The opening ceremony
On 4 April 1460, at between seven and eight o’clock in the morning, the solemn founding mass to open the university was held in the Basel Cathedral.
On 4 April 1460, at between seven and eight o’clock in the morning, the solemn founding mass to open the university was held in the Basel Cathedral, following preparations for the elaborate opening ceremony made by the City Council, most likely during the first weeks of 1460 with the bishop of Basel, Johann von Vennigen, who was to serve as chancellor of the new institution. The opening date was set for 4 April, with the bishop receiving the representatives of the City Council in the Bishop’s Court one day earlier to be presented with the papal Bull of Foundation. The deputies asked the bishop to assume the office of chancellor, as provided by the bull, and to execute the papal endowment. Declaring the preservation of mutual rights, the bishop declared his acceptance of the office. Early the next morning (on St. Ambrose’s Day), the bishop and the cathedral chapter celebrated the founding mass with the clergy and congregation under the sign of the Holy Ghost.
During the celebration of the mass, the Founding Charter was once again presented by the representatives of the City Council to the bishop, who had it read aloud by his notary, followed by two liturgical chants, the “Veni sanctae spiritus” and the “Te Deum laudamus.” The bishop and City Council then jointly declared the university established, and the bishop, by virtue of his chancellorship, appointed the provost of the Basel Cathedral, Georg von Andlau, as rector. During the celebrations, the notaries posted the original papal bulls on the church door, later replacing them with certified copies for everyone to read. According to the notarial instruments produced to evidence its occurrence, the founding act in the cathedral was witnessed by episcopal official Lorenz Kron, doctor of liberal arts and medicine Wernher Wölfflin, and the licentiate of decrees Hieronymus Künlin, as well as other clerics. Wölfflin became a professor of medicine at the new university and served as its rector in 1462. Master Peter zum Lufft, doctor of decrees and vicar general, also attended the founding mass, later serving as rector in 1461 and 1467.

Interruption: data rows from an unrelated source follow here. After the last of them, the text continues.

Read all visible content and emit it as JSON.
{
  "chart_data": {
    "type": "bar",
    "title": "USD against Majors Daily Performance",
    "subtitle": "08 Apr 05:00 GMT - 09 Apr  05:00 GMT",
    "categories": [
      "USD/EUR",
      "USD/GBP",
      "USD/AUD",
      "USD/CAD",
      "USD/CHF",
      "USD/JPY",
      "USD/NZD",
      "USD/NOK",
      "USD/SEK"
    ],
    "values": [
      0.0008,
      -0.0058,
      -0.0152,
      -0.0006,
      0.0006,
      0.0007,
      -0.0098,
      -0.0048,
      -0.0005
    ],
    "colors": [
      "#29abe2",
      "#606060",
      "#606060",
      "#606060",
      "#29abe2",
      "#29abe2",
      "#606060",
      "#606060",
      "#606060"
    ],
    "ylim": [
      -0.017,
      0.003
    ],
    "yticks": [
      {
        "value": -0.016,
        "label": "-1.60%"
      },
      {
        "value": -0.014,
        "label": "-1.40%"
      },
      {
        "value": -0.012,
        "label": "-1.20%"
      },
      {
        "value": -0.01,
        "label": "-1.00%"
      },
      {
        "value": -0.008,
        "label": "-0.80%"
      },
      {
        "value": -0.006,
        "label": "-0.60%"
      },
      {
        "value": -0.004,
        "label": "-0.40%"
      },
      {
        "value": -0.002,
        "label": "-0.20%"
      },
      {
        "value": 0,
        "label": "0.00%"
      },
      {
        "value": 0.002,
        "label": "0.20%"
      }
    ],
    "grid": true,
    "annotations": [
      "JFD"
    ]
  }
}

The Bull of Foundation, which had played such a crucial part in the university’s opening ceremonies in Basel, stood further in a broader context of Pius II’s papal amicicia for Basel: in the same year 1460, the pope granted an Agnus Dei, relics, and an indulgence to Dean Johann Werner von Flachsland, brother of the mayor of Basel and papal chamberlain – favors still commemorated today in the Agnus Dei ostensorium from the cathedral treasury, which shows the image of the pope as founding patron on the reverse side.

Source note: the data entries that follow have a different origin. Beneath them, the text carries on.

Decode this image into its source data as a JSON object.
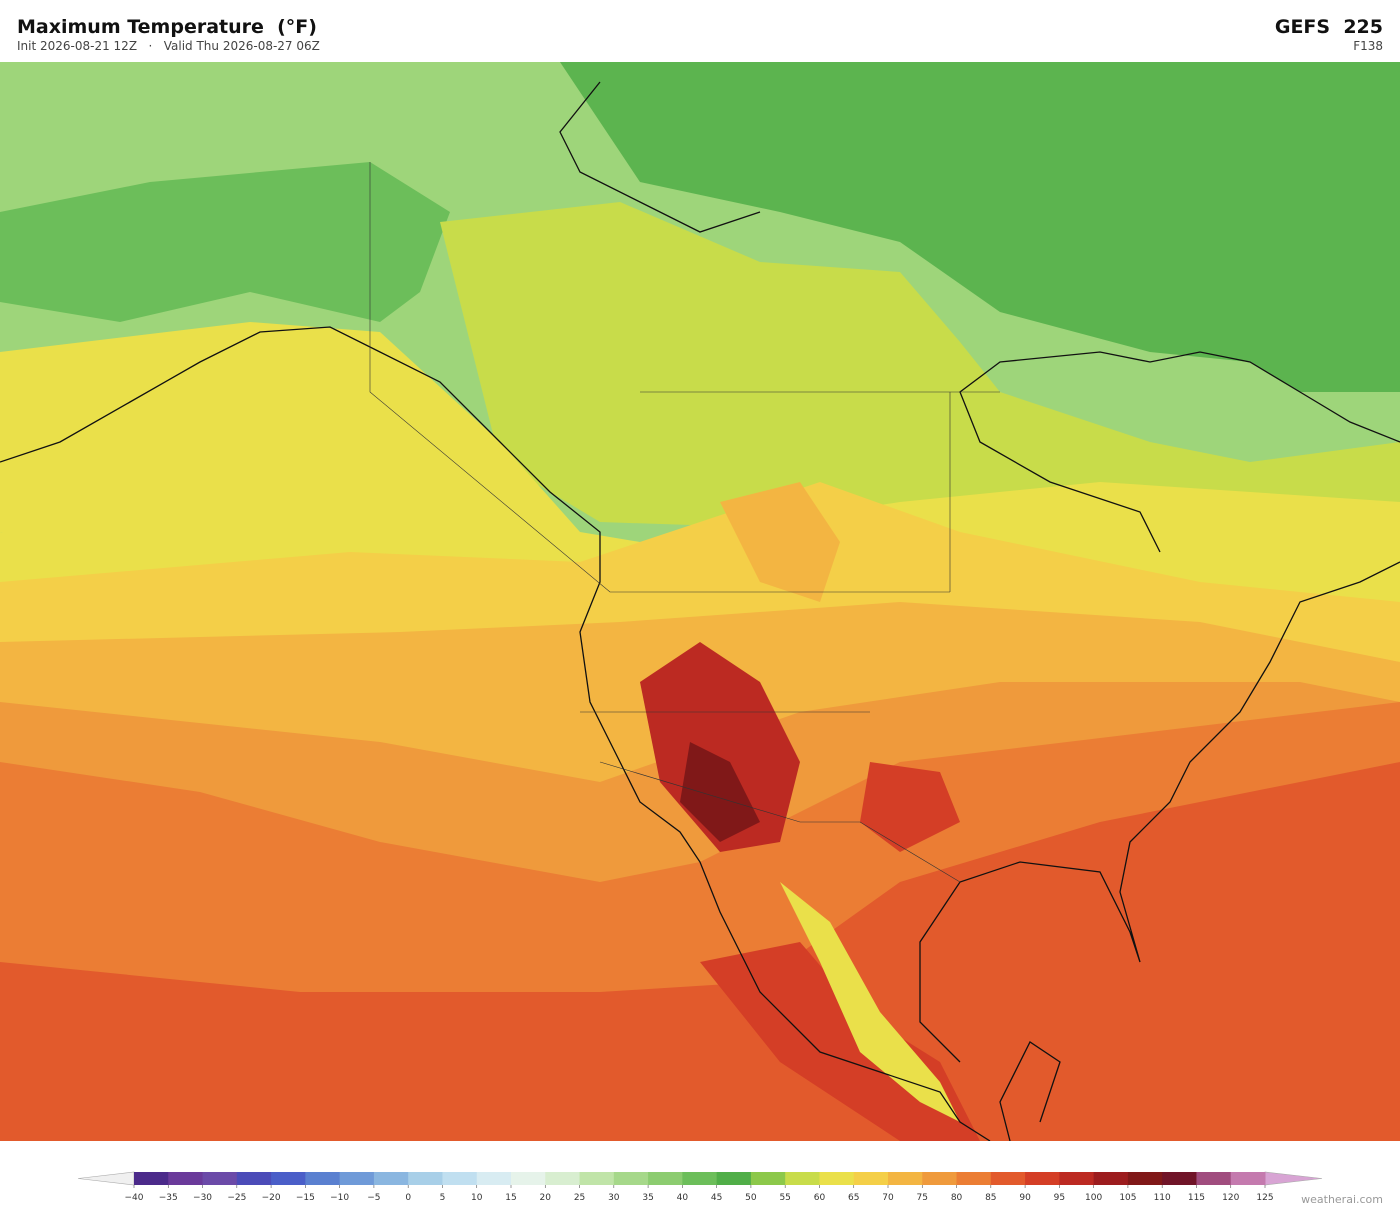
{
  "header": {
    "title": "Maximum Temperature  (°F)",
    "subtitle": "Init 2026-08-21 12Z   ·   Valid Thu 2026-08-27 06Z",
    "model": "GEFS  225",
    "forecast_hour": "F138"
  },
  "colorbar": {
    "ticks": [
      "−40",
      "−35",
      "−30",
      "−25",
      "−20",
      "−15",
      "−10",
      "−5",
      "0",
      "5",
      "10",
      "15",
      "20",
      "25",
      "30",
      "35",
      "40",
      "45",
      "50",
      "55",
      "60",
      "65",
      "70",
      "75",
      "80",
      "85",
      "90",
      "95",
      "100",
      "105",
      "110",
      "115",
      "120",
      "125"
    ],
    "colors": [
      "#4b2a8a",
      "#6a3a9a",
      "#6b4aa8",
      "#4b4bb8",
      "#4a5ec8",
      "#5a80d0",
      "#6f9ad8",
      "#8ab6e0",
      "#a8cfe8",
      "#c0dff0",
      "#d8ecf2",
      "#e6f3ea",
      "#d8eed0",
      "#c0e4a8",
      "#a6d88a",
      "#8ccc70",
      "#6cbe5a",
      "#50ae48",
      "#8cc84a",
      "#c8dc4a",
      "#eae04a",
      "#f4cf48",
      "#f3b542",
      "#ef9a3c",
      "#eb7d34",
      "#e25a2c",
      "#d43e26",
      "#bc2a22",
      "#9c1c1e",
      "#801818",
      "#701428",
      "#a04c7e",
      "#c47aae"
    ],
    "under_color": "#f0f0f0",
    "over_color": "#d8a4d4"
  },
  "footer": {
    "credit": "weatherai.com"
  }
}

The first matriculation book of the newly founded university also contained, right at the beginning on the third page, a miniature depicting the ceremonial opening mass together with the handing over of the Founding Charter. This matriculation book was in use until 1567, thus reminding the newly enrolled students of the founding act itself.
Three days later, on 7 April 1460, the rector publicly announced the opening of the university and invited students to enroll.